そして、どうにか食事を終えたモエは食器を持って厨房に向かい、そのまま洗い物をしたのだった。
「おう、モエ。食事は口に合ったかい?」
「はい、おいしかったですよ」
厨房に居た料理人に声を掛けられたモエは、一瞬びびりながらも質問に答えていた。
「そうかそうか。マイコニドって聞いて驚きはしたが、俺たちと同じ味付けで大丈夫ならひと安心だな」
料理人はご機嫌そうに大笑いをしていた。
「まったく、モードンは何をやってるんですか。モエを威圧しないで下さい」
「おう、エリィ。何も怖がらせてはいないぞ。俺は普通に話し掛けただけだ」
「熊みたいな見た目の時点で説得力がないんですよ。料理人なんですから、もうちょっと見た目にも気を遣って下さい」
「がっはっはっ、別にいいだろうが。相変わらず細けえな、エリィはよ」
モードンと呼ばれた料理人は豪快に笑っていた。モエはずっと怯えたままである。
「さあモエ、行きますよ。今日も午後はお勉強ですからね」
「は、はい。すぐに支度します」
モエは返事をすると、バタバタと自室に向かって駆け出していった。ルスもその後を追っていく。

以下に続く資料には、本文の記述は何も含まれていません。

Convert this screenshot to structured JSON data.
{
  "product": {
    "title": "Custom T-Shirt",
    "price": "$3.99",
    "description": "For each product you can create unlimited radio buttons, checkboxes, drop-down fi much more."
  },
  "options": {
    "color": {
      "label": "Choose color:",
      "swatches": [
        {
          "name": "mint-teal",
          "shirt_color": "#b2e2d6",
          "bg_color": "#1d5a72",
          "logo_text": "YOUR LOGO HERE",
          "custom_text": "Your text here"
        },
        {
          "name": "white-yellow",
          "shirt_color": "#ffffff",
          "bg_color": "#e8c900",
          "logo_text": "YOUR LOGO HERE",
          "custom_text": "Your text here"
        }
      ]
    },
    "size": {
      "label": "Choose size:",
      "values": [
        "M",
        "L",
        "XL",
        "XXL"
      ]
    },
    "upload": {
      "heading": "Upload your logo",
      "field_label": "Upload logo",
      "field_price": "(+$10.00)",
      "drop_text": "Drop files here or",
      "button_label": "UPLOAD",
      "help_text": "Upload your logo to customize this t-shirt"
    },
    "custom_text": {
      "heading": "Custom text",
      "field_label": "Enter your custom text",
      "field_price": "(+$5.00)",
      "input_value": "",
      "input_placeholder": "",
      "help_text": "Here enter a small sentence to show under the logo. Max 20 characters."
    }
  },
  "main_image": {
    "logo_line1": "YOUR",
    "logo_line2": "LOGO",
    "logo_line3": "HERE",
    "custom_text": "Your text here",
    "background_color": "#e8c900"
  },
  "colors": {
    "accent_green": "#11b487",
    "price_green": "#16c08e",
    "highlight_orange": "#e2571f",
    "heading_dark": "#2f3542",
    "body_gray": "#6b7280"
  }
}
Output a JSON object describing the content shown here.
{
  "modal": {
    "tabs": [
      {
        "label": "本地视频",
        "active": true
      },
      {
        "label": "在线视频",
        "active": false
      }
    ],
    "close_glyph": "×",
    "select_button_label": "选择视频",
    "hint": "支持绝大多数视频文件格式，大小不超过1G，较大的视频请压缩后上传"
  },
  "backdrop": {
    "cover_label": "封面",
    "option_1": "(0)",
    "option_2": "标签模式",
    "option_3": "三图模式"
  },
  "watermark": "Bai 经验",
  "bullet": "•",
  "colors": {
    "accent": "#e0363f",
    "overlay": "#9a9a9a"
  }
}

「マイコニドっていうからどんな奴かと思ったが、そこらの女と変わらねえな。あれは美人になるぞ」
「まったく、すぐにそういう品定め的な事を言うのはやめて下さい。人間社会に出てきたばかりなんですから、変な印象を与えかねませんよ」
「おっとぉ、そうだったな。まあ、あいつは俺の料理をうまそうに食ってくれてるみたいだし、いい子だよな」
「ええ、驚くほどいい子です」
エリィとモードンはそう言い合うと、しばらく場が静まり返る。
「では、私はあの子の勉強を見ますので、これで失礼します。夕食も楽しみにしていますからね」
「おう、任せておけ」
エリィは厨房を後にして、モエの勉強の準備をするために自室へと向かった。
今のところはモエに関して問題は起きていない。このままの状況が続く事を、エリィは心の中で願ったのだった。